The meeting was well-attended by about 30 members, and offered an opportunity for those present to put forward suggestions to the club about its future.

Despite not operating in a playing capacity in 2018, the Allies still presented a healthy balance sheet, with functions and midweek meals held throughout the year ensuring they maintained some form of local presence.

“We always knew 2018 was going to be a challenge and whilst  doing into recess wasn’t ideal, it was the best decision for the club,” Kidd said.

“We also knew that there was going to be a review coming out so we couldn’t really attract any players or appoint coaches whilst there was so much uncertainty.”

The Allies got within a few points of playing in the 2017 grand final, yet an acrimonious saga regarding player payments derailed the on field stability of the playing group, eventually culminating in many players walking out on the club.

“The problem is a lot of country footballers think they are  professionals, and once they begin talking behind each others backs things start to boil over,” incoming vice-president Doug Kaye said.

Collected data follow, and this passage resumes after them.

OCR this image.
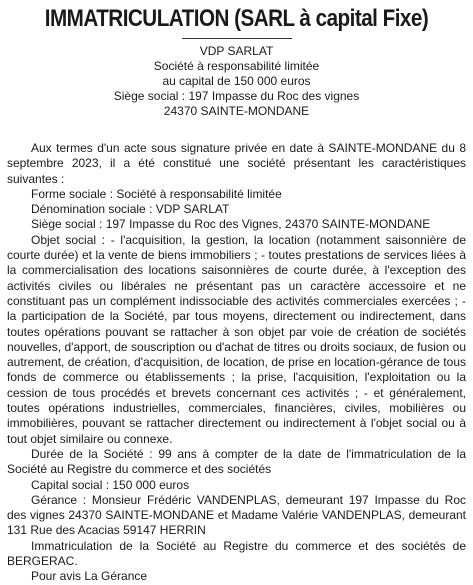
IMMATRICULATION (SARL à capital Fixe)
VDP SARLAT
Société à responsabilité limitée
au capital de 150 000 euros
Siège social : 197 Impasse du Roc des vignes
24370 SAINTE-MONDANE

Aux termes d'un acte sous signature privée en date à SAINTE-MONDANE du 8 septembre 2023, il a été constitué une société présentant les caractéristiques suivantes :

Forme sociale : Société à responsabilité limitée

Dénomination sociale : VDP SARLAT

Siège social : 197 Impasse du Roc des Vignes, 24370 SAINTE-MONDANE

Objet social : - l'acquisition, la gestion, la location (notamment saisonnière de courte durée) et la vente de biens immobiliers ; - toutes prestations de services liées à la commercialisation des locations saisonnières de courte durée, à l'exception des activités civiles ou libérales ne présentant pas un caractère accessoire et ne constituant pas un complément indissociable des activités commerciales exercées ; - la participation de la Société, par tous moyens, directement ou indirectement, dans toutes opérations pouvant se rattacher à son objet par voie de création de sociétés nouvelles, d'apport, de souscription ou d'achat de titres ou droits sociaux, de fusion ou autrement, de création, d'acquisition, de location, de prise en location-gérance de tous fonds de commerce ou établissements ; la prise, l'acquisition, l'exploitation ou la cession de tous procédés et brevets concernant ces activités ; - et généralement, toutes opérations industrielles, commerciales, financières, civiles, mobilières ou immobilières, pouvant se rattacher directement ou indirectement à l'objet social ou à tout objet similaire ou connexe.

Durée de la Société : 99 ans à compter de la date de l'immatriculation de la Société au Registre du commerce et des sociétés

Capital social : 150 000 euros

Gérance : Monsieur Frédéric VANDENPLAS, demeurant 197 Impasse du Roc des vignes 24370 SAINTE-MONDANE et Madame Valérie VANDENPLAS, demeurant 131 Rue des Acacias 59147 HERRIN

Immatriculation de la Société au Registre du commerce et des sociétés de BERGERAC.

Pour avis La Gérance
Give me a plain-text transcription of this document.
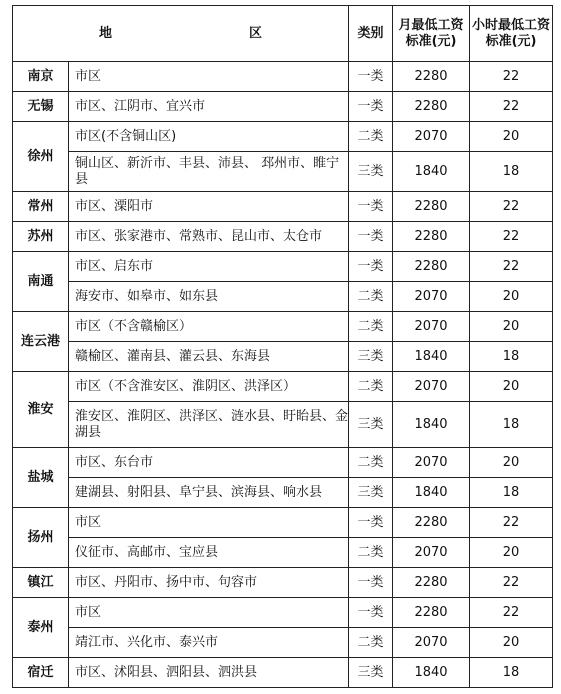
地　区		类别	月最低工资标准(元)	小时最低工资标准(元)
南京	市区	一类	2280	22
无锡	市区、江阴市、宜兴市	一类	2280	22
徐州	市区(不含铜山区)	二类	2070	20
	铜山区、新沂市、丰县、沛县、 邳州市、睢宁县	三类	1840	18
常州	市区、溧阳市	一类	2280	22
苏州	市区、张家港市、常熟市、昆山市、太仓市	一类	2280	22
南通	市区、启东市	一类	2280	22
	海安市、如皋市、如东县	二类	2070	20
连云港	市区（不含赣榆区）	二类	2070	20
	赣榆区、灌南县、灌云县、东海县	三类	1840	18
淮安	市区（不含淮安区、淮阴区、洪泽区）	二类	2070	20
	淮安区、淮阴区、洪泽区、涟水县、盱眙县、金湖县	三类	1840	18
盐城	市区、东台市	二类	2070	20
	建湖县、射阳县、阜宁县、滨海县、响水县	三类	1840	18
扬州	市区	一类	2280	22
	仪征市、高邮市、宝应县	二类	2070	20
镇江	市区、丹阳市、扬中市、句容市	一类	2280	22
泰州	市区	一类	2280	22
	靖江市、兴化市、泰兴市	二类	2070	20
宿迁	市区、沭阳县、泗阳县、泗洪县	三类	1840	18
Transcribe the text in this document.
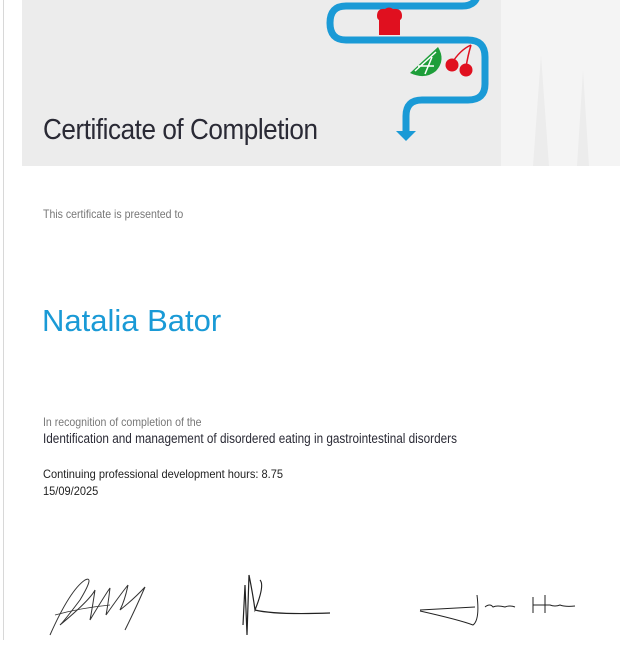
Certificate of Completion
This certificate is presented to
Natalia Bator
In recognition of completion of the
Identification and management of disordered eating in gastrointestinal disorders
Continuing professional development hours: 8.75
15/09/2025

Along with this problem, long time club member and former vice-president David McAninly said the industry surrounding Alberton had changed dramatically, with the area becoming so isolated as more and more families moved elsewhere for work.

“You can usually tell by the enrolment numbers in schools, if you run out of work you are eventually going to run out of people,” he said.

The Allies have had a relatively successful recent history in terms of senior premierships, and can lay claim to being the home club of West Coast AFL premiership ruckman Nathan Vardy.

The club still hopes to offer some sort of on field program in 2019, whether it be Auskick or a social competition for those past their prime.

Kaye believed the conundrum the Alberton league found itself in could have easily been avoided.

“If Korumburra-Bena or Inverlock-Kongwak didn’t move to West Gippsland that would have left eight teams in Alberton which is workable, as opposed to six which is not,” he said.

It was a point supported by Kidd, who said the club had lost a number of young players because they “didn’t want to play the same team every three weeks”.

Kidd said the club needed to find out what the Alberton league intended to do as soon as possible.

“If the Alberton league was to fold it wouldn’t affect us,” Kidd reiterated.

Although the Allies are still technically in recess until March of next year, they are able to extend their lease and will be active in their rebuild to getting players back onto the Alberton West ground.

Stony Creek has confirmed its intention to seek a clearance to Mid Gippsland, with rumours Meeniyan-Dumbulk United will follow suit, and Fish Creek will apply to join West Gippsland.